On November 20, Uganda’s parliament passed the Narcotic Drugs and Psychotropic Substances (Control) Bill, also known as the Narcotics Law. A draconian piece of legislation, the law purports to deter drug abuse by imposing inhumanely long prison sentences—a conviction for simple possession can land a person in a cell for 25 years.
The Narcotics Law is the fourth in a disturbing series of laws passed in the last 12 months, all of which defy public health principles and show blatant disregard for dignity and human rights.
These laws target individuals who are already marginalized by society and most in need of health services and support: people who sell sex to make ends meet for their families; LGBTI people living in fear of community violence; people hiding their HIV medication from their own families; and people struggling to manage drug dependence and other illnesses.
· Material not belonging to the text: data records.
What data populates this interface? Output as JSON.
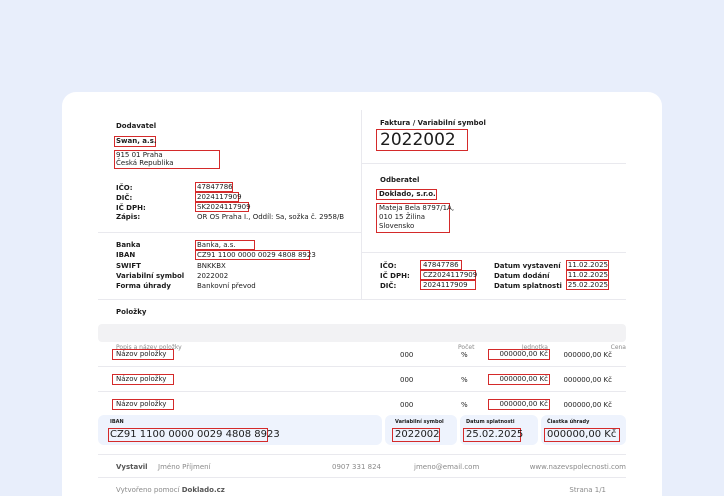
{
  "supplier": {
    "heading": "Dodavatel",
    "name": "Swan, a.s.",
    "address_line1": "915 01 Praha",
    "address_line2": "Česká Republika",
    "ico_label": "IČO:",
    "ico": "47847786",
    "dic_label": "DIČ:",
    "dic": "2024117909",
    "icdph_label": "IČ DPH:",
    "icdph": "SK2024117909",
    "register_label": "Zápis:",
    "register": "OR OS Praha I., Oddíl: Sa, sožka č. 2958/B"
  },
  "bank": {
    "bank_label": "Banka",
    "bank": "Banka, a.s.",
    "iban_label": "IBAN",
    "iban": "CZ91 1100 0000 0029 4808 8923",
    "swift_label": "SWIFT",
    "swift": "BNKKBX",
    "vs_label": "Variabilní symbol",
    "vs": "2022002",
    "payment_label": "Forma úhrady",
    "payment": "Bankovní převod"
  },
  "invoice": {
    "heading": "Faktura / Variabilní symbol",
    "number": "2022002"
  },
  "customer": {
    "heading": "Odberatel",
    "name": "Doklado, s.r.o.",
    "address_line1": "Mateja Bela 8797/1A,",
    "address_line2": "010 15 Žilina",
    "address_line3": "Slovensko",
    "ico_label": "IČO:",
    "ico": "47847786",
    "icdph_label": "IČ DPH:",
    "icdph": "CZ2024117909",
    "dic_label": "DIČ:",
    "dic": "2024117909"
  },
  "dates": {
    "issued_label": "Datum vystavení",
    "issued": "11.02.2025",
    "delivery_label": "Datum dodání",
    "delivery": "11.02.2025",
    "due_label": "Datum splatnosti",
    "due": "25.02.2025"
  },
  "items": {
    "heading": "Položky",
    "col_desc": "Popis a název položky",
    "col_qty": "Počet",
    "col_unit": "Jednotka",
    "col_price": "Cena",
    "rows": [
      {
        "name": "Názov položky",
        "qty": "000",
        "unit": "%",
        "unit_price": "000000,00 Kč",
        "price": "000000,00 Kč"
      },
      {
        "name": "Názov položky",
        "qty": "000",
        "unit": "%",
        "unit_price": "000000,00 Kč",
        "price": "000000,00 Kč"
      },
      {
        "name": "Názov položky",
        "qty": "000",
        "unit": "%",
        "unit_price": "000000,00 Kč",
        "price": "000000,00 Kč"
      }
    ]
  },
  "payment_summary": {
    "iban_label": "IBAN",
    "iban": "CZ91 1100 0000 0029 4808 8923",
    "vs_label": "Variabilní symbol",
    "vs": "2022002",
    "due_label": "Datum splatnosti",
    "due": "25.02.2025",
    "amount_label": "Čiastka úhrady",
    "amount": "000000,00 Kč"
  },
  "footer": {
    "issued_by_label": "Vystavil",
    "issuer_name": "Jméno Příjmení",
    "phone": "0907 331 824",
    "email": "jmeno@email.com",
    "website": "www.nazevspolecnosti.com",
    "created_prefix": "Vytvořeno pomocí",
    "created_brand": "Doklado.cz",
    "page_label": "Strana",
    "page": "1/1"
  }
}
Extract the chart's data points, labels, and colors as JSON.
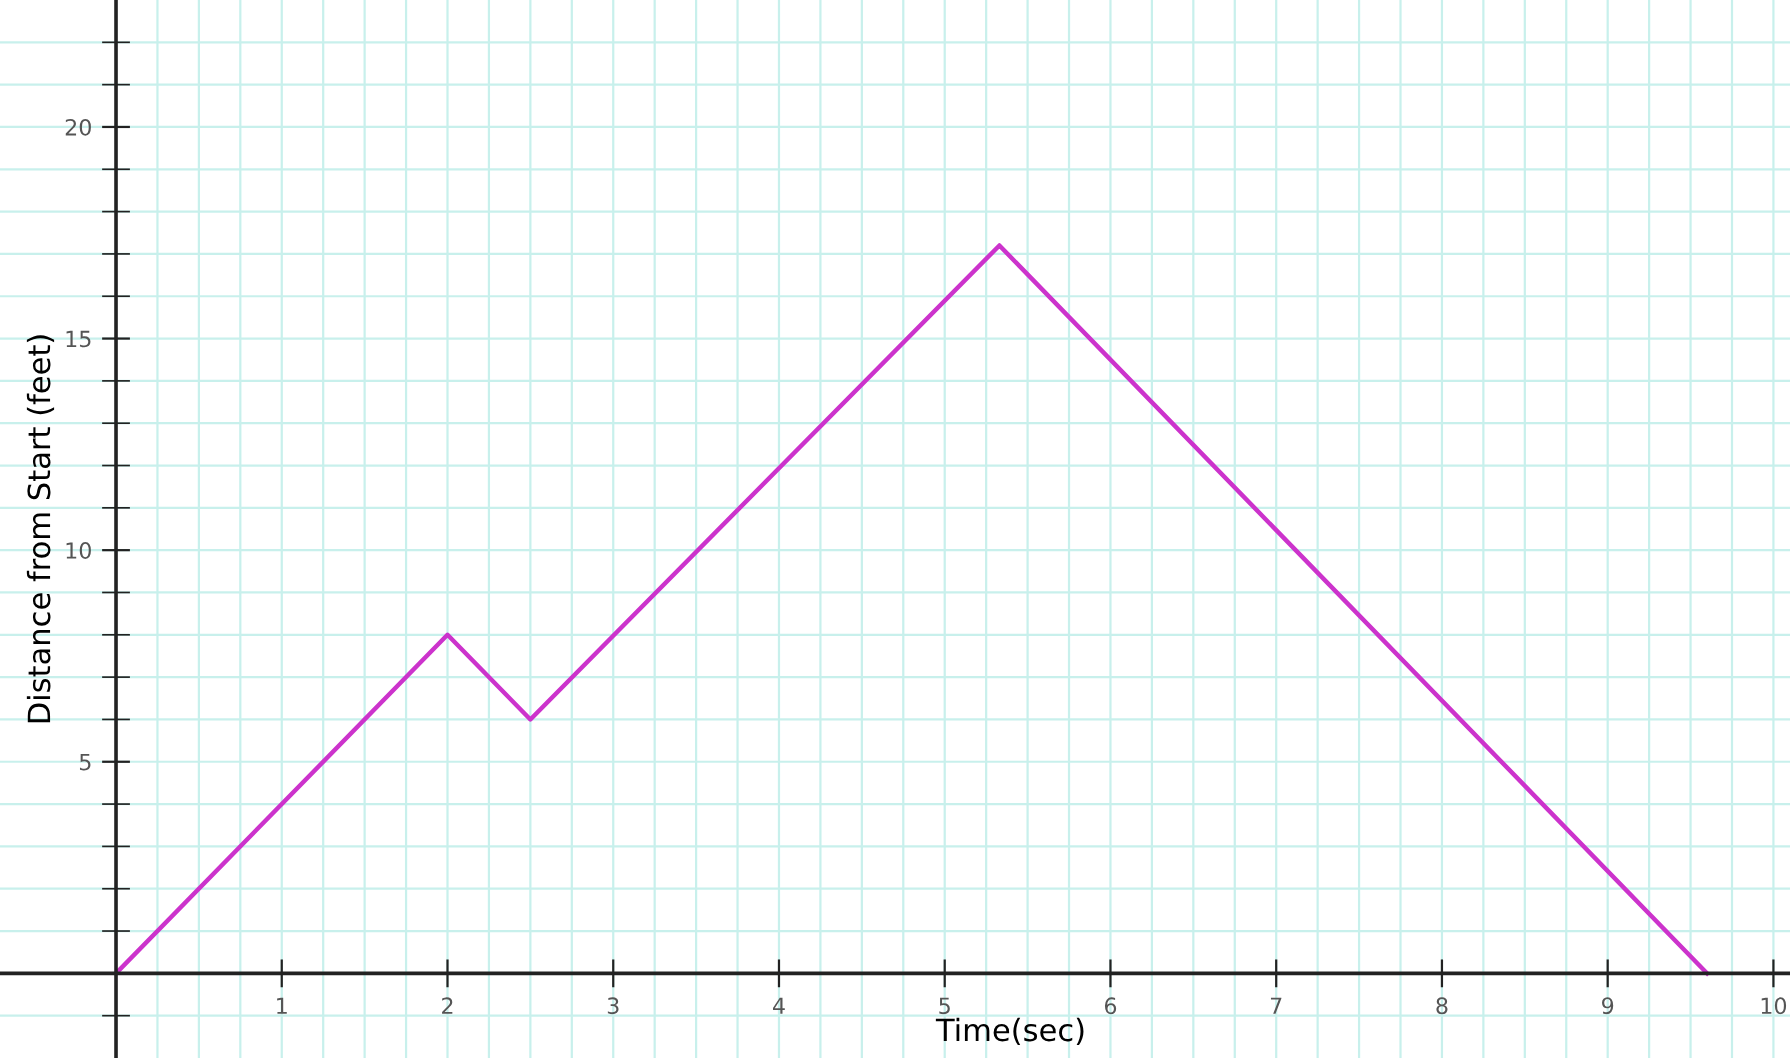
{
  "chart_data": {
    "type": "line",
    "xlabel": "Time(sec)",
    "ylabel": "Distance from Start (feet)",
    "x": [
      0,
      2,
      2.5,
      5.33,
      9.6
    ],
    "series": [
      {
        "color": "#cc33cc",
        "values": [
          0,
          8,
          6,
          17.2,
          0
        ]
      }
    ],
    "xlim": [
      -0.7,
      10.1
    ],
    "ylim": [
      -2,
      23
    ],
    "xticks": [
      {
        "value": 0.25,
        "label": null
      },
      {
        "value": 0.5,
        "label": null
      },
      {
        "value": 0.75,
        "label": null
      },
      1,
      {
        "value": 1.25,
        "label": null
      },
      {
        "value": 1.5,
        "label": null
      },
      {
        "value": 1.75,
        "label": null
      },
      2,
      {
        "value": 2.25,
        "label": null
      },
      {
        "value": 2.5,
        "label": null
      },
      {
        "value": 2.75,
        "label": null
      },
      3,
      {
        "value": 3.25,
        "label": null
      },
      {
        "value": 3.5,
        "label": null
      },
      {
        "value": 3.75,
        "label": null
      },
      4,
      {
        "value": 4.25,
        "label": null
      },
      {
        "value": 4.5,
        "label": null
      },
      {
        "value": 4.75,
        "label": null
      },
      5,
      {
        "value": 5.25,
        "label": null
      },
      {
        "value": 5.5,
        "label": null
      },
      {
        "value": 5.75,
        "label": null
      },
      6,
      {
        "value": 6.25,
        "label": null
      },
      {
        "value": 6.5,
        "label": null
      },
      {
        "value": 6.75,
        "label": null
      },
      7,
      {
        "value": 7.25,
        "label": null
      },
      {
        "value": 7.5,
        "label": null
      },
      {
        "value": 7.75,
        "label": null
      },
      8,
      {
        "value": 8.25,
        "label": null
      },
      {
        "value": 8.5,
        "label": null
      },
      {
        "value": 8.75,
        "label": null
      },
      9,
      {
        "value": 9.25,
        "label": null
      },
      {
        "value": 9.5,
        "label": null
      },
      {
        "value": 9.75,
        "label": null
      },
      10
    ],
    "yticks": [
      {
        "value": -1,
        "label": null
      },
      {
        "value": 1,
        "label": null
      },
      {
        "value": 2,
        "label": null
      },
      {
        "value": 3,
        "label": null
      },
      {
        "value": 4,
        "label": null
      },
      5,
      {
        "value": 6,
        "label": null
      },
      {
        "value": 7,
        "label": null
      },
      {
        "value": 8,
        "label": null
      },
      {
        "value": 9,
        "label": null
      },
      10,
      {
        "value": 11,
        "label": null
      },
      {
        "value": 12,
        "label": null
      },
      {
        "value": 13,
        "label": null
      },
      {
        "value": 14,
        "label": null
      },
      15,
      {
        "value": 16,
        "label": null
      },
      {
        "value": 17,
        "label": null
      },
      {
        "value": 18,
        "label": null
      },
      {
        "value": 19,
        "label": null
      },
      20,
      {
        "value": 21,
        "label": null
      },
      {
        "value": 22,
        "label": null
      }
    ],
    "grid": true,
    "marker": "none",
    "line_style": "solid"
  }
}
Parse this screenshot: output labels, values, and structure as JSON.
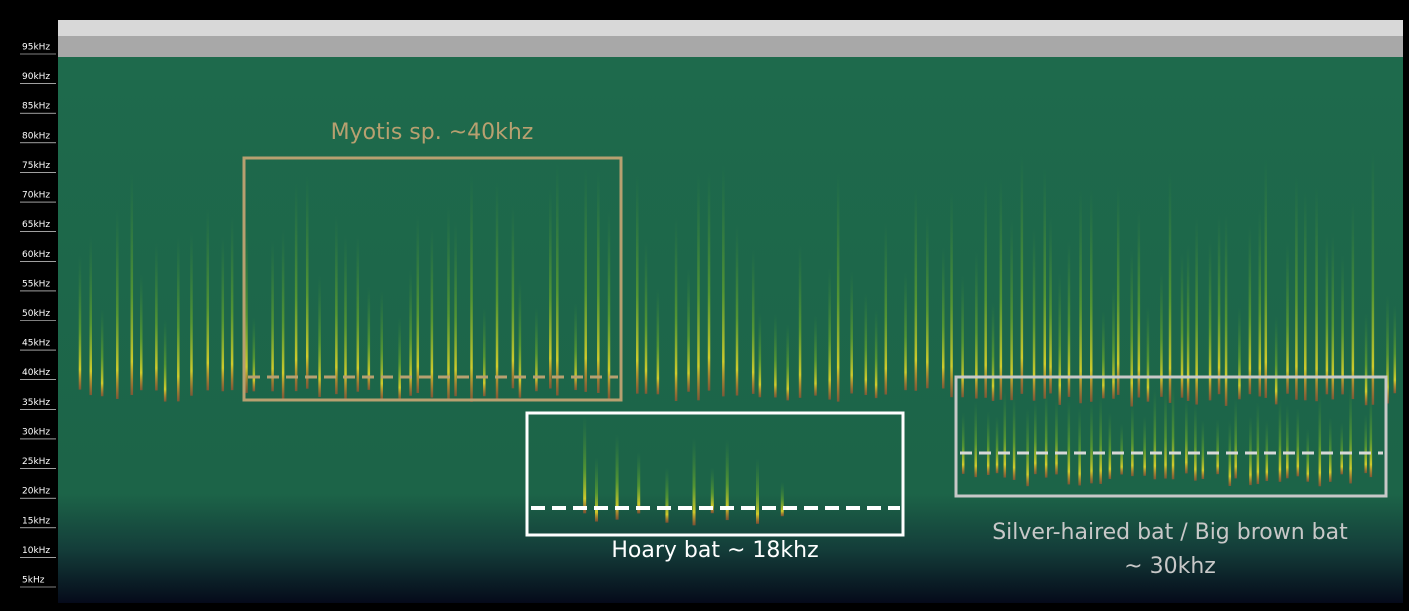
{
  "axis": {
    "labels": [
      "95kHz",
      "90kHz",
      "85kHz",
      "80kHz",
      "75kHz",
      "70kHz",
      "65kHz",
      "60kHz",
      "55kHz",
      "50kHz",
      "45kHz",
      "40kHz",
      "35kHz",
      "30kHz",
      "25kHz",
      "20kHz",
      "15kHz",
      "10kHz",
      "5kHz"
    ]
  },
  "annotations": {
    "myotis": "Myotis sp. ~40khz",
    "hoary": "Hoary bat ~ 18khz",
    "silver": [
      "Silver-haired bat / Big brown bat",
      "~ 30khz"
    ]
  }
}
Perhaps most harmful of all, parts of Ugandan society are interpreting these laws to justify violence and exclusion.
Taken together, these four laws amount to a full-fledged assault on public health and, if implemented, will result in rampant misuse of imprisonment.
The Anti-Pornography Act
Passed in December 2013, the Anti-Pornography Act prohibits pornography, a term defined to include “any representation … of the sexual parts of a person for … sexual excitement.” Soon after it was passed, the law provoked a terrifying response across Uganda, with dozens of reports of women being stripped naked in public by angry mobs.
In response to the violence, the cabinet withdrew the law “for review” in late February, just weeks after presidential assent, but not before it had endangered the lives of many women, in particular sex workers, across the country. Sources observing parliament indicate this review has not yet taken place.
The HIV Prevention and Management Act (HIV Law)
Uganda’s HIV Law criminalizes transmission and “attempted transmission” of HIV. From a legal perspective, the law’s broad language makes it particularly dangerous. Just about anyone who is HIV-positive can be accused of attempting to transmit HIV—an accusation that could get a person fired, evicted, or bludgeoned by a vigilante group.
From a public health perspective, decades of work on HIV shows that criminalization deters people from getting tested because they think that if they don’t know their status, they can’t be accused of transmitting HIV.
The Anti-Homosexuality Act (AHA)
The AHA was passed in December 2013, prompting an uproar from the international community that only seemed to fuel the fervor of Uganda’s conservative leaders. Put simply, the law proposed the draconian penalty of life in prison for people convicted of an act of homosexuality.
Since then, many acts of violence have been attributed to the law, forcing hundreds of gay men, lesbians, and transgender people into safe houses. In a sweeping clause, the law also prohibited a broad range of activities considered to promote homosexuality. For instance, in April, under the auspices of the AHA, a health-care project offering HIV services to men who have sex with men was raided by police because it was believed to be “training youths in homosexuality.”
Although the Constitutional Court overturned the AHA in August on technical grounds, the issue remains heated. Parliamentarians tabled signatures in support of a revised bill in early December and are promising to pass a new Anti-Homosexuality Act by Christmas.
The Narcotics Law
Uganda’s latest legislative blow to public health, the Narcotics Law penalizes possession of illicit drugs with 10 to 25 years in prison. Trafficking—which encompasses everything from small sales to international export—is punishable with a life sentence. Even those who never come across an illicit substance can find themselves ensnared.
The law goes so far as to levy a five-year prison sentence for failure to disclose prior prescriptions for narcotic drugs or psychotropic substances (including those held for pets and farm animals) when receiving a new prescription. Punitive laws like this push people away from health and social services that are vital to managing drug dependence, preventing transmission of HIV, and supporting people to live full and productive lives.
“Drug use in Uganda is on the rise. We need an open environment in which we can share information and talk about addiction,” said a representative of the Uganda Harm Reduction Network. “By further criminalizing drug use, this law pushes people into the shadows. People are afraid to talk and afraid to seek much-needed medical help because the government has now definitively positioned drug use as a justice issue, rather than a health issue.”